First Things: “The Impossibility Of “Alt-Right Christianity””

Writing in First Things, Connor Grubaugh writes on “The Impossibility Of “Alt-Right Christianity””, which is largely a response to Hunter Wallace’s articulation of a race realist Christianity.

[T]hose who ascribe the achievements of Western culture to race rather than providence have chosen Faust over Christ.

Wallace declares that “race realism”—the unifying confession of the alt-right movement—is compatible with Christianity rightly understood… Only liberalized “modern Christianity” is “inherently incompatible with White identity.” The problem with American society, Wallace opines, is that Jews have “dethroned [Christianity] as the dominant culture” through “the universities and the mass media,” which they “hijacked” some time in “the early twentieth century.”…

In Wallace’s view, Christianity always follows the dominant culture.
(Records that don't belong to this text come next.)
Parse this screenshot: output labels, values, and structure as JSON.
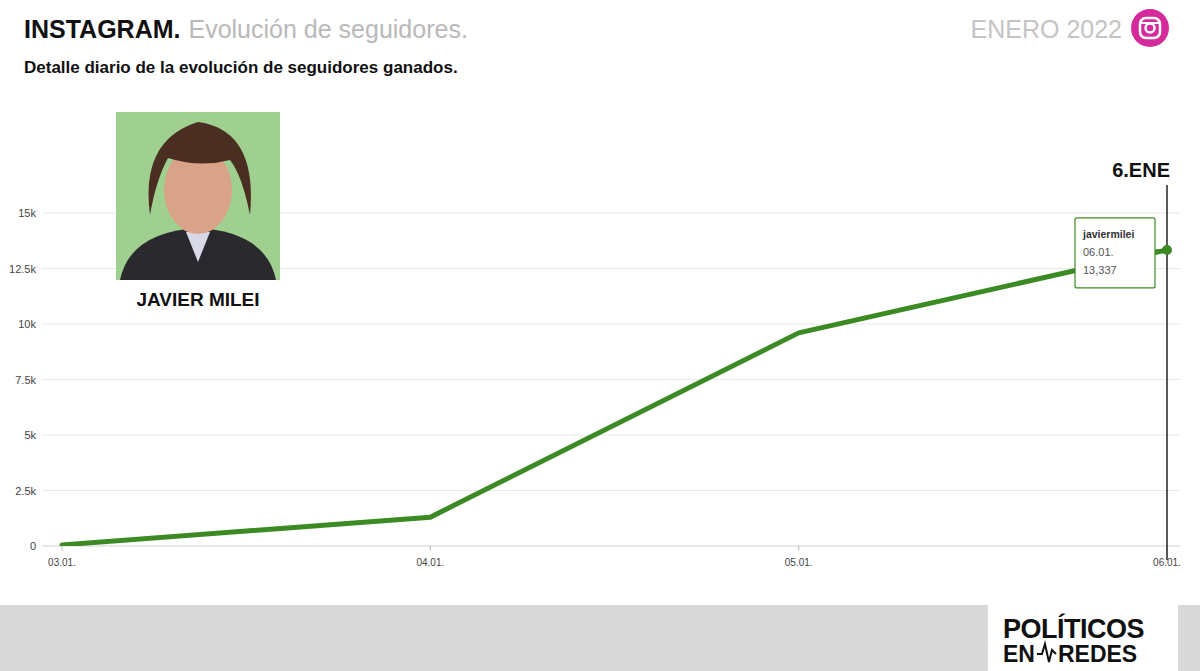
{
  "chart_data": {
    "type": "line",
    "title": "INSTAGRAM.",
    "subtitle": "Evolución de seguidores.",
    "period": "ENERO 2022",
    "description": "Detalle diario de la evolución de seguidores ganados.",
    "person": "JAVIER MILEI",
    "categories": [
      "03.01.",
      "04.01.",
      "05.01.",
      "06.01."
    ],
    "series": [
      {
        "name": "javiermilei",
        "color": "#3c8a24",
        "values": [
          50,
          1300,
          9600,
          13337
        ],
        "value_labels": [
          null,
          null,
          null,
          "13,337"
        ]
      }
    ],
    "ylim": [
      0,
      15000
    ],
    "yticks": [
      0,
      {
        "value": 2500,
        "label": "2.5k"
      },
      {
        "value": 5000,
        "label": "5k"
      },
      {
        "value": 7500,
        "label": "7.5k"
      },
      {
        "value": 10000,
        "label": "10k"
      },
      {
        "value": 12500,
        "label": "12.5k"
      },
      {
        "value": 15000,
        "label": "15k"
      }
    ],
    "grid": true,
    "annotations": [
      "6.ENE"
    ],
    "source": [
      "POLÍTICOS",
      "EN",
      "REDES"
    ]
  }
}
The mainline American churches once accepted slavery and segregation, but now they denounce them. They once rejected abortion, divorce, and homosexuality, but now they accept them. Wallace’s conclusion: “The churches accommodate and echo whatever is the political mainstream.” For the moment, they “are conforming to political correctness in condemning the Alt-Right as uniquely evil,” but in the long run, “the Alt-Right shouldn’t get hung up on being anti-Christian because Christianity is infinitely malleable.”

To Wallace’s quite lucid rationale, Grubaugh, in this brief piece, offers no convincing counterargument.